Bill Clinton and George W. Bush have taken this kind of “image making” to new levels of sophistication. When President Clinton would deliver a speech from a podium to a “general audience,” there would almost always be both white people and black people visible behind him, even within the most narrow of camera shots. President Bush has followed this practice, expanding the “image base” to include overtly Hispanic, Native American Indian, and Asian-looking people in his midst.
And this is why, when Michelle Obama appeared at Carnegie Mellon University prior to the Pennsylvania Democratic Primary election last April, the campaign staffers made for certain that there were lots of white folks on the platform behind her. Hillary Clinton was walloping Barack Obama in the polls among white voters (she went on to wallop him among white voters in the election), and Team Obama needed to convey the image that, despite his being black, white voters still go for Barack.
And the Obama gang was doing its job last Monday in Detroit. That meant no women in Muslim-looking head gear on camera with the candidate. Why? For one thing, Obama is fighting the perception that he is, himself, a Muslim. Similarly, the imagery of Muslim-looking women and men symbolizes terrorism in the minds of many Americans. Obama cannot appear as though he’s being friendly, or accommodating, with terrorists.
So two Muslim women were denied the privilege of appearing on camera with Obama, and they apparently went about pitching a fit. And right then and there, even as Obama was delivering his speech at Joe Louis Arena Monday - - Sharif Aref , the brother of Hebba Aref, one of the snubbed Muslim women, was speaking on microphone to reporters, delivering a well-crafted message about the incident that boiled-down to three parts: A) This incident is out of character for Obama, because he has run on a platform of uniting all Americans; B) This incident has happened because Obama is trying to dispel the myth that he is a Muslim and, therefore, is distancing himself from Muslims; and C) We (whoever “We” might include) still support Obama, but he needs to apologize to “us.”
After Monday’s event, the news spread among America‘s Muslim activists, and by Thursday, Obama had personally telephoned both women, Hebba Aref and Shimaa Abdelfadeel, and apologized. On Friday, Hebba Aref told the Detroit Free Press that she had accepted Obama’s apology, and that she was looking forward to sitting on stage with him at a future event.
But what exactly was Obama apologizing for?

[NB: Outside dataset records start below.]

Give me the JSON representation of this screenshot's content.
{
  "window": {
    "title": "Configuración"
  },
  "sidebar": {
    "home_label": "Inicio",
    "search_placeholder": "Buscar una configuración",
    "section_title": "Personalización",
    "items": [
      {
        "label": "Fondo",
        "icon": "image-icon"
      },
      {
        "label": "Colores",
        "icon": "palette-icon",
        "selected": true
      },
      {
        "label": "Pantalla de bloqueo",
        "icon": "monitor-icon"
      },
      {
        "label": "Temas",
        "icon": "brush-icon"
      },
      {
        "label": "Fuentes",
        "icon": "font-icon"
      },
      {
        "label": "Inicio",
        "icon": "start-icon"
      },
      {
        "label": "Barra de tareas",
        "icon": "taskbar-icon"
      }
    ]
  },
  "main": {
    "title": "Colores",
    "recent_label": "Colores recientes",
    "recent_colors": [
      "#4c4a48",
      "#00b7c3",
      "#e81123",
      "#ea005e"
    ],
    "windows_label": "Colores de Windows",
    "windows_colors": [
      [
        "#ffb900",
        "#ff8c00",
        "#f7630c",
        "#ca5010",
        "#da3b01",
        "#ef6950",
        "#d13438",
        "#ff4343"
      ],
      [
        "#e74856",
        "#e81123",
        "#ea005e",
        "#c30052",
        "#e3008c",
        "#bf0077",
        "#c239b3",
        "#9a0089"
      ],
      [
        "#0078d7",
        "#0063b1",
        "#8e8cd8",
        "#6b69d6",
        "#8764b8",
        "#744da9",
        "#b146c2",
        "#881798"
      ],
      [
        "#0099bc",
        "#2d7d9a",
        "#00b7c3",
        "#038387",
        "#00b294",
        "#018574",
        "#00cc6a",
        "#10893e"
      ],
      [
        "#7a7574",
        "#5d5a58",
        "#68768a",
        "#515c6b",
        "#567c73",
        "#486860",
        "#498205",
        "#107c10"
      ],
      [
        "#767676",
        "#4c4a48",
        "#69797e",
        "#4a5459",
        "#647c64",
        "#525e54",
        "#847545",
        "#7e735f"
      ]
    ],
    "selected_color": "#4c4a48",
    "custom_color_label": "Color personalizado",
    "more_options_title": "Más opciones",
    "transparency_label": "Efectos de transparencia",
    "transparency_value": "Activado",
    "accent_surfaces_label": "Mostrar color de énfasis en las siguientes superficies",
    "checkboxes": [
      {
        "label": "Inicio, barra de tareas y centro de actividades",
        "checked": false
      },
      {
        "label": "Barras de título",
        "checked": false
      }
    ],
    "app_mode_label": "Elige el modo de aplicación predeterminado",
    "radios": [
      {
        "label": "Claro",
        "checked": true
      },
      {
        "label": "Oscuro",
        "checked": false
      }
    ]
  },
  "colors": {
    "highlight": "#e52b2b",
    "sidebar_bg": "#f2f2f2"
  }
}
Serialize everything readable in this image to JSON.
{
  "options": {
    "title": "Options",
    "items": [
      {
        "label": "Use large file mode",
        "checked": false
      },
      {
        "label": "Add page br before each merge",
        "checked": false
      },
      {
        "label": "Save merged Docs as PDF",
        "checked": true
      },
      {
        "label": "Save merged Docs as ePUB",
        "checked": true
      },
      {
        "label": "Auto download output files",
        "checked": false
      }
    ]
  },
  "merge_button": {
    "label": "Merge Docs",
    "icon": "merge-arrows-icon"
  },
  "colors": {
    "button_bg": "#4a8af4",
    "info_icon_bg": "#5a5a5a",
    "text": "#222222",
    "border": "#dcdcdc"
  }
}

And who are these people - - the Muslim activists - - who believe that they are entitled to appear on stage with a presidential candidate?
This incident gives every appearance of having been a “set-up:” The women dressed so as to overtly appear Muslim; they got denied the right to appear with Obama; and then they became outraged and started demanding things from Obama.
The worst part of this is that Obama acquiesced, and offered his apology when he had done nothing wrong.
The next U.S. President will face untold challenges and “set-ups” from Muslims, both domestically and abroad. If candidate Obama is so willing to meet Muslim demands in a situation as absurd as this one, how quick would President Obama be to meet Muslim demands when the stakes are higher?